Bunch: Hai ragione, Greg. È stato un tweet straordinariamente adulatorio da parte di un uomo che… Ovviamente, prima di tutto e soprattutto, è il fondatore di Amazon ed è da lì che proviene la sua ricchezza. Ma è anche il proprietario di Washington Post, e sa che con il Post ha la responsabilità di fare da cane da guardia per coprire in modo equo la nuova amministrazione. Ne è consapevole. Ne ha parlato quando ha acquistato il giornale nel 2013. Si può mettere in dubbio la saggezza dell’invio di qualsiasi tweet, ma questo sembrava così esagerato.
Ed è affascinante perché arriva sulla scia di una grande controversia, come probabilmente molti dei vostri ascoltatori sanno: Il Post Il Post è solito fare endorsement nelle corse presidenziali dal Watergate, dal 1976, e la redazione aveva preparato un editoriale per appoggiare Kamala Harris. Ci hanno lavorato a lungo. All’ultimo minuto, Jeff Bezos ha detto loro di non pubblicarlo, [saying] che Ehi, abbiamo deciso di uscire dal business delle sponsorizzazioni. La tempistica ha fatto sollevare molte sopracciglia, ma soprattutto perché, come si è scoperto, la decisione di uscire dal business degli endorsement è stata presa in modo molto discutibile, Amazon, la principale fonte della sua ricchezza, fa molti affari con il governo federale. Non si direbbe, ma si tratta di un’azienda che opera nel settore del cloud computing e che ha stipulato un grosso contratto con il governo federale. [the federal government], tra le altre cose.

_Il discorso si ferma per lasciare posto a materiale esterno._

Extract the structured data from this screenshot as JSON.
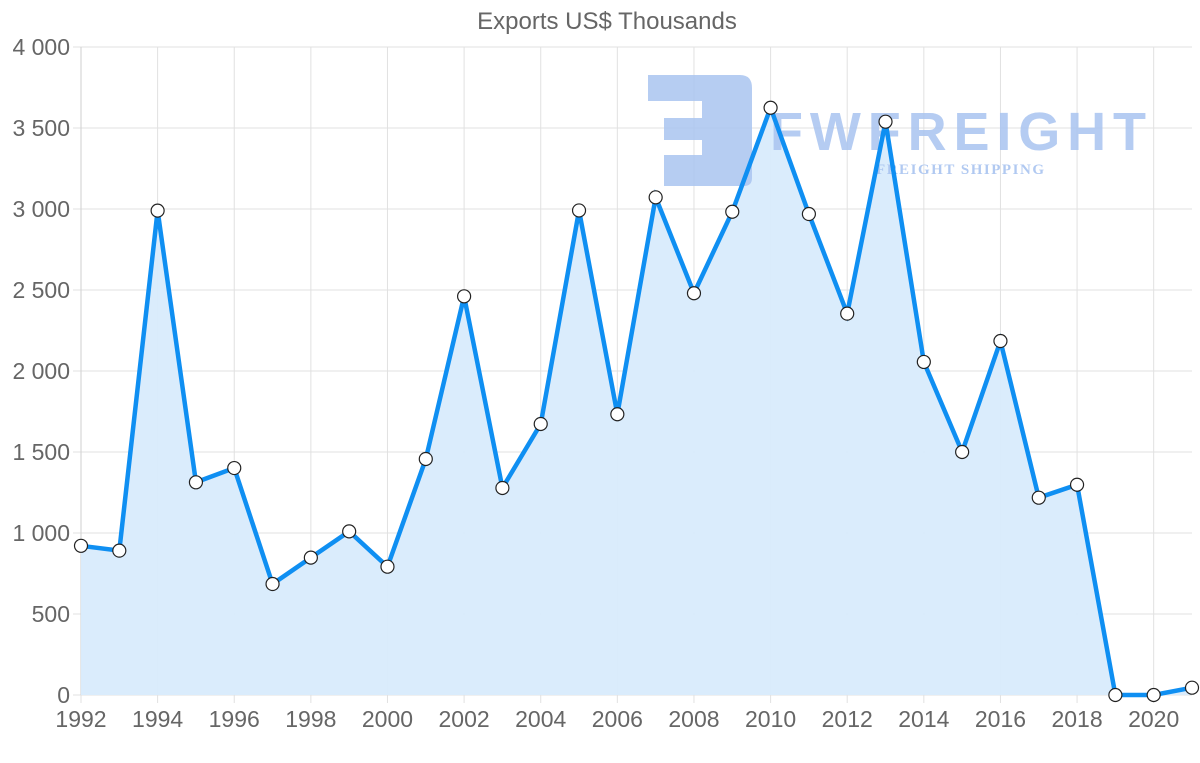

Anche Jeff Bezos, come il suo collega miliardario Elon Musk, ha un’impresa spaziale chiamata Blue Origin. In realtà, e forse è stata una coincidenza – probabilmente lo è stata – il giorno stesso in cui Bezos ha detto ai suoi redattori di non pubblicare l’approvazione, alcuni dirigenti di Blue Origin hanno incontrato Trump a un evento ad Austin, in Texas.